The Investigations page also makes good use of Google mapping, as relevant.

In addition, the page also offers tips for readers on doing their inquiries. “I wanted the page to be more than a list of databases,” says Amy Pyle, Projects and Investigations Editor at the paper, who directs the initiative.

Implications:  Outsell believes that SacBee’s harnessing of data is a good model for news sites. It combines good use of third-party functionality with a strong, local sense of what readers want. Importantly, it is leveraging OPC — Other People’s Content. While a few of its databases have been developed by its own reporting staff, most are based on existing and publicly available — but not easily accessible — information. Its one-year initiative is impressive.

That said, the Investigave Center initiative also shows the difficulty that news sites often have in connecting the dots. Context and relationship is what drives the web business, and it is insufficiently in evidence with this initiative.

For instance, we see mainly run-of-site ads adjacent to the databases. On the “See which high schools send the most students to college” page, we see ads for used cars and a casino, in addition to small ads for a local college. Better targeting of audience is key and will produce higher ad rates. Once better ad targeting is in place, good SEO and SEM makes sense; the initiative can make SacBee.com the go-to place for Sacramento-area and State of California information.

In addition, we should see better links between the evolving databases and relevant blogs and stories; cross-linking will juice traffic. There’s a dance to be learned here, among stories, blog posts, databases and multimedia.

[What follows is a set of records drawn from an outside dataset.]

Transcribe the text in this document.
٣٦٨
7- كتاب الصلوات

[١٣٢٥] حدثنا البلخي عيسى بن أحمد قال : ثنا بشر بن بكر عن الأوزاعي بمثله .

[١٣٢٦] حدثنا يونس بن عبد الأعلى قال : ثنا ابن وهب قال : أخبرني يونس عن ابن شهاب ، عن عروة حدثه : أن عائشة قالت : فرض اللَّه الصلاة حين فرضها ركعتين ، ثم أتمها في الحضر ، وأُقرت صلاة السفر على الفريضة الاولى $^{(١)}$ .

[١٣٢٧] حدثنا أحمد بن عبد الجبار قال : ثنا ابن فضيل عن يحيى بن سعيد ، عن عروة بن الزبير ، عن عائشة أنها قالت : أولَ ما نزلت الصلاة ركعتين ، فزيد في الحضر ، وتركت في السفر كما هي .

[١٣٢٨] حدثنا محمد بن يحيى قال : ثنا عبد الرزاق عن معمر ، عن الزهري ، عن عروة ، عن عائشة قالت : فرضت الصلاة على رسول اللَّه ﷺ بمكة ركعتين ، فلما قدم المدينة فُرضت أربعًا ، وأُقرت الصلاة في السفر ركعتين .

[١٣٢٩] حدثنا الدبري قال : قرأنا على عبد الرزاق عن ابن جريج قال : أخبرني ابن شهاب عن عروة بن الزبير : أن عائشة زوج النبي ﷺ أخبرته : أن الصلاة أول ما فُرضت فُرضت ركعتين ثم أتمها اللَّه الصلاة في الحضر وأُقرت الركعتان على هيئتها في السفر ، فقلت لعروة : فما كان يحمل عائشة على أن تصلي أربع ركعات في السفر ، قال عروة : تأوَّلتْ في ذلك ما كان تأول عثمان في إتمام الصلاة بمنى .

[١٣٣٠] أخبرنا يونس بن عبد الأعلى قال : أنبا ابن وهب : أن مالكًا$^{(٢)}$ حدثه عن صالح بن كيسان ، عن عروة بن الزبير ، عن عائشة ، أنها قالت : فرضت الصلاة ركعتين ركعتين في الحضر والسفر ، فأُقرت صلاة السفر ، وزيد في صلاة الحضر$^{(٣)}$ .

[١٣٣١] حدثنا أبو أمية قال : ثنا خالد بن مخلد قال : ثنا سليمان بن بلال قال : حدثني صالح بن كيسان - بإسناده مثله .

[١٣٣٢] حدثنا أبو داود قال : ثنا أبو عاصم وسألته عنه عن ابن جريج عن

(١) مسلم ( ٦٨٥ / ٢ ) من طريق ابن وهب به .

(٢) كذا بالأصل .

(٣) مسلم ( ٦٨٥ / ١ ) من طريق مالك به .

For news publishers everywhere, providing key community data and information is one lower-cost initiative worth undertaking, even in time of cutbacks. We’ve written about EveryBlock (see Insights 12 March 2008, Block by Block, Everyblock Lowers the Bar on Local) the Knight Foundation-funded initiative to create a platform and tools to better collect and present community data. Combine savvy local editors, a Caspio-like platform and the EveryBlock push, and we see the building blocks for an ambitious new business line. For news publishers, though, it must be seized before others get to it first.